Tenía razón, ya no quedaba mucho tiempo. En la vela solo quedaban Oriol, los padres de Paula y ella misma. Jaume no estaba en ese momento. No le di más importancia, pensando que estaría tomando un café.

Al verme entrar, Oriol se levantó y me propuso que bajáramos a tomar algo caliente.

Ciertamente, no había probado bocado. Había perdido la cuenta ya de las horas que hacía que no entraba nada sólido ni líquido en mi estómago.

Al salir, los vi.

En un extremo del pasillo, Jaume estaba conversando acaloradamente con Edmond. El corazón me dio un salto, pero no de emoción sino de asco. No quería, por nada del mundo, que la situación se desbordara y organizaran un espectáculo, así que me acerqué y le pedí con un tono reposado:

—Jaume, tranquilo. ¿Nos dejáis a solas, por favor?

—Te explicaré lo ocurrido. Estaba esperando el ascensor, se ha abierto la puerta y hemos topado. Por su acento a la hora de pedir disculpas y por lo que me has contado de él, lo he reconocido y hemos empezado a discutir.

Oriol y Jaume lo miraron con desprecio antes de dejarnos solos. Edmond se quedó muy quieto ante mí, paralizado de vergüenza.

A pesar de que mi corazón debía de estar latiendo, no me lo notaba. Al mirarlo no sentí más que indiferencia. Mil imágenes pasaron por mi mente en una milésima de segundo, fotografías de mi escapada a París, en contra de todo y de todos, flashes de los momentos felices en Barcelona.

No fueron suficientes, sin embargo, para que olvidara el dolor de su ausencia en aquellos momentos de desolación.

—Evitaré agotarte con estúpidas disculpas —dijo—. No estoy a la altura de tu vida. Es lo que merezco… tu desprecio.

—Edmond, mañana es el sepelio de mi madre. Si alguna vez he sido para ti algo más que un simple divertimento, te ruego que te vayas por donde has venido. ¿Sabes? La mujer que está allí dentro amortajada me enseñó a amar.
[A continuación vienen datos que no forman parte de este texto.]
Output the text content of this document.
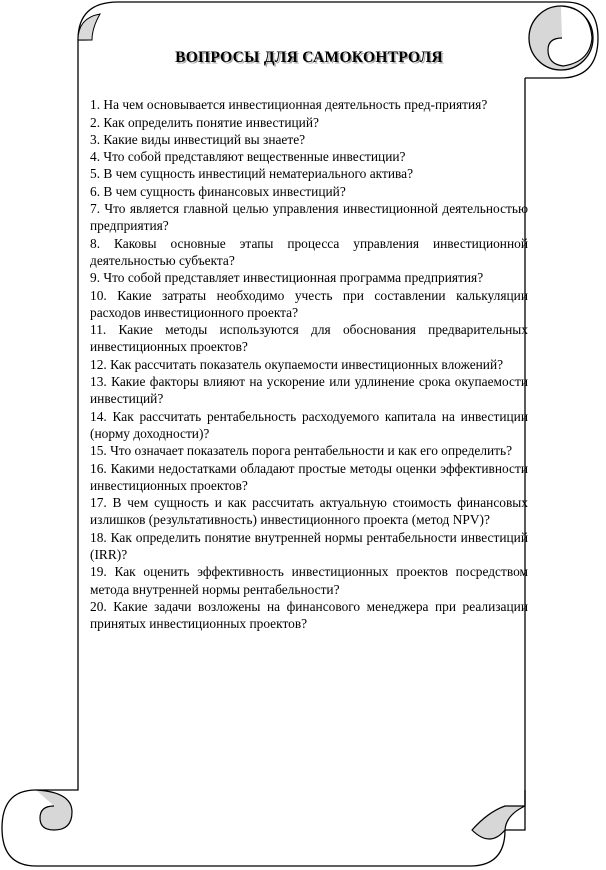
ВОПРОСЫ ДЛЯ САМОКОНТРОЛЯ
1. На чем основывается инвестиционная деятельность пред-приятия?
2. Как определить понятие инвестиций?
3. Какие виды инвестиций вы знаете?
4. Что собой представляют вещественные инвестиции?
5. В чем сущность инвестиций нематериального актива?
6. В чем сущность финансовых инвестиций?
7. Что является главной целью управления инвестиционной деятельностью предприятия?
8. Каковы основные этапы процесса управления инвестиционной деятельностью субъекта?
9. Что собой представляет инвестиционная программа предприятия?
10. Какие затраты необходимо учесть при составлении калькуляции расходов инвестиционного проекта?
11. Какие методы используются для обоснования предварительных инвестиционных проектов?
12. Как рассчитать показатель окупаемости инвестиционных вложений?
13. Какие факторы влияют на ускорение или удлинение срока окупаемости инвестиций?
14. Как рассчитать рентабельность расходуемого капитала на инвестиции (норму доходности)?
15. Что означает показатель порога рентабельности и как его определить?
16. Какими недостатками обладают простые методы оценки эффективности инвестиционных проектов?
17. В чем сущность и как рассчитать актуальную стоимость финансовых излишков (результативность) инвестиционного проекта (метод NPV)?
18. Как определить понятие внутренней нормы рентабельности инвестиций (IRR)?
19. Как оценить эффективность инвестиционных проектов посредством метода внутренней нормы рентабельности?
20. Какие задачи возложены на финансового менеджера при реализации принятых инвестиционных проектов?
Hubiera sido fantástico poder mostrártelo. Quizás hubieras conseguido amar a alguien más que a ti mismo, pero ahora ya es muy tarde. En realidad, has llegado una semana tarde. Los siete días con sus siete noches que he pasado velando su agonía me han servido para abrir los ojos. Esta ha sido la lección póstuma que me ha dado mi madre. Que tengas suerte, Edmond.

Dicho esto, le di la espalda y volví a la sala, donde Paula, sus padres y Jaume habían tenido el decoro de no moverse. Todo estaba dicho.

En diez minutos teníamos que abandonar el tanatorio. Entré en la capilla ardiente y cerré la puerta.

—Mamá, tengo que irme —le dije llena de emoción—. Haría cualquier cosa para romper este maldito cristal y tocarte por última vez, pero no puedo. Tenerte tan cerca en el final me ha dado el coraje para seguir adelante. Me doy cuenta, ahora que no estás, de cómo te he llegado a amar.

Antes de irme, toqué el ramo de rosas blancas que había encima del féretro.

Mientras salíamos del tanatorio, noté que mis fuerzas flaqueaban. Necesitaba llegar a casa como fuera. Quería estar sola, con mis recuerdos, echando un vistazo al álbum familiar, repasando con cada imagen los gestos del pasado.

Sí, eso era lo que necesitaba.

Probablemente lo más razonable era que, por primera vez, me dejara cuidar, aunque quien lo haría no era quien yo había elegido. Pero estaba demasiado agotada para nadar a contracorriente, así que cerré los ojos y pensé que la vida es completamente imprevisible.